Em outro caso, Vestager ordenou à Apple em 2016 que devolva ao governo irlandês € 13 bilhões (R$ 51 bilhões) pelos impostos que deixou de pagar. Já às grandes fabricantes de caminhões, como Scania e Iveco, a comissária deu multa de € 2,9 bilhões (R$ 11 bilhões).

No início deste ano, em um de seus casos mais emblemáticos, ela multou a Qualcomm —que produz chips para a Apple— em quase € 1 bilhão. A firma, diz ela, pagou bilhões à Apple para favorecer o seu produto em detrimento daquele dos rivais.

"Se uma empresa está formando cartel ou tentando agir com monopólio, se um país está sabotando a competição livre ao dar vantagens fiscais a firmas --para mim, é questão de justiça."
 

 

Folha - A senhora tem um emprego em que desperta, vai a seu escritório e multa uma empresa gigante como a Apple ou o Google. Esse é um trabalho como todos os demais?

Margrethe Vestager - De algum modo, sim. Muito trabalho é feito antes, com tempo. Há idas e vindas. Discutimos. Quando chegamos a uma decisão, ainda que seja espetacular como aquela da Apple, já estamos acostumados com o processo.

Qual é a sua visão para o mercado?

Talvez seja simplista dizer assim, mas o mais importante para mim é que as companhias sirvam aos consumidores. Que a competição entre as empresas seja feita somente de acordo com a qualidade dos serviços que oferecem aos clientes. Se uma empresa está formando um cartel ou tentando agir com monopólio, se um país está sabotando a competição livre ao dar vantagens fiscais a firmas --para mim, é questão de justiça.

Como chegamos a esse ponto? Faltava regulação?

As companhias que estão hoje no top 10 das maiores do mundo não estavam lá há dez anos. As coisas mudam de maneira drástica em períodos curtos. Não é por não termos regulado o suficiente ou por termos feito vista grossa. Mas hoje precisamos atuar mais rapidamente do que há uma década.

Mas há resistência a regulações, mesmo dos usuários...

Sim, mas nos últimos anos vivemos um despertar global. Hoje sabemos que há vantagens na internet, mas que existem também pontos negativos. Precisamos lidar com isso e regular.

No caso do Google e da Apple, são empresas americanas. A regulação tem de ser global?

As empresas que fazem negócios na UE são globais. É importante, pois, que as agências trabalhem juntas. Quando as firmas se globalizam, os reguladores também precisam se globalizar.

A senhora foi acusada de decidir com motivação política ao multar as gigantes americanas.

Levo isso bastante a sério. Um de nossos fundamentos é sermos neutros. Independentemente da nacionalidade, de ser uma firma pública ou privada, de ser uma empresa grande ou pequena. Não, não enxergo viés nas decisões que tomamos.

Como é sua relação com os presidentes-executivos das firmas multadas?

Bem... Depende bastante. Se eles fizeram algo ilegal, então não há muito a ser feito. Mas, por outro lado, se estamos falando sobre uma fusão, as empresas em geral têm interesse em trabalhar conosco para verem se conseguem esclarecer as nossas preocupações.

A insatisfação com a UE levou ao "brexit". A senhora crê que, com um mercado mais justo, pode defender o bloco?

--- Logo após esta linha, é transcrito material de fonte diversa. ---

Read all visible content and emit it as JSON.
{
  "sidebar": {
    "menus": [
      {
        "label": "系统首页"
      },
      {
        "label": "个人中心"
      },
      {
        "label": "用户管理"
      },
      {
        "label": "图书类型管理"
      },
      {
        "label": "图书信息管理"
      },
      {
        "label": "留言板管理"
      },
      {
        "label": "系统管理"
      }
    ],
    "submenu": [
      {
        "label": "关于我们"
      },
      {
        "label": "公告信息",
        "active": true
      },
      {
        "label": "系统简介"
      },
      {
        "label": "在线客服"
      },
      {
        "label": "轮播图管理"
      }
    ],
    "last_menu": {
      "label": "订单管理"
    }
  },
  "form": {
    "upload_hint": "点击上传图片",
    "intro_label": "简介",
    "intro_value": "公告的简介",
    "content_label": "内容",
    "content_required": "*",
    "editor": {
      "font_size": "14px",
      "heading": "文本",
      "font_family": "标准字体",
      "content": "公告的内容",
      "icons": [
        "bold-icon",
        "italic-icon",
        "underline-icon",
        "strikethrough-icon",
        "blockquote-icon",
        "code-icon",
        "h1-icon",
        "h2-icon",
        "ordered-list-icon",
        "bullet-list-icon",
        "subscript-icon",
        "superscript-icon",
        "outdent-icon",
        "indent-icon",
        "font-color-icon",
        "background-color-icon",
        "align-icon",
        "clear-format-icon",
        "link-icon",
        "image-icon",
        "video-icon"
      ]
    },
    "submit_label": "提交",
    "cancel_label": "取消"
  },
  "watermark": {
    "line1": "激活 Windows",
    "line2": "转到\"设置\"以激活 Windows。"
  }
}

É importante que os cidadãos vejam que alguém está tomando conta do mercado. Muita gente não se interessa pela política, salvo em eleições, mas todos têm de estar dentro do mercado --comprando comida ou o que precisar.

Acho que, se você vê que as condições de mercado estão bem, que você não está sendo roubado, você passa a se sentir mais confortável. Espero que o meu trabalho contribua à União Europeia nesse sentido.

Como o "brexit" e o populismo afetaram o seu trabalho?

Todo o mundo preferia que o "brexit" não tivesse acontecido. Mas muitos europeus hoje olham de uma maneira diferente para a UE e pensam que talvez ela não seja tão ruim assim. Ao menos passaram a apreciar mais a democracia europeia...

A burocracia europeia é bastante masculina, com a maior parte dos cargos ocupada por homens. Como a senhora lida com o fato de, sendo mulher, ter uma posição tão influente?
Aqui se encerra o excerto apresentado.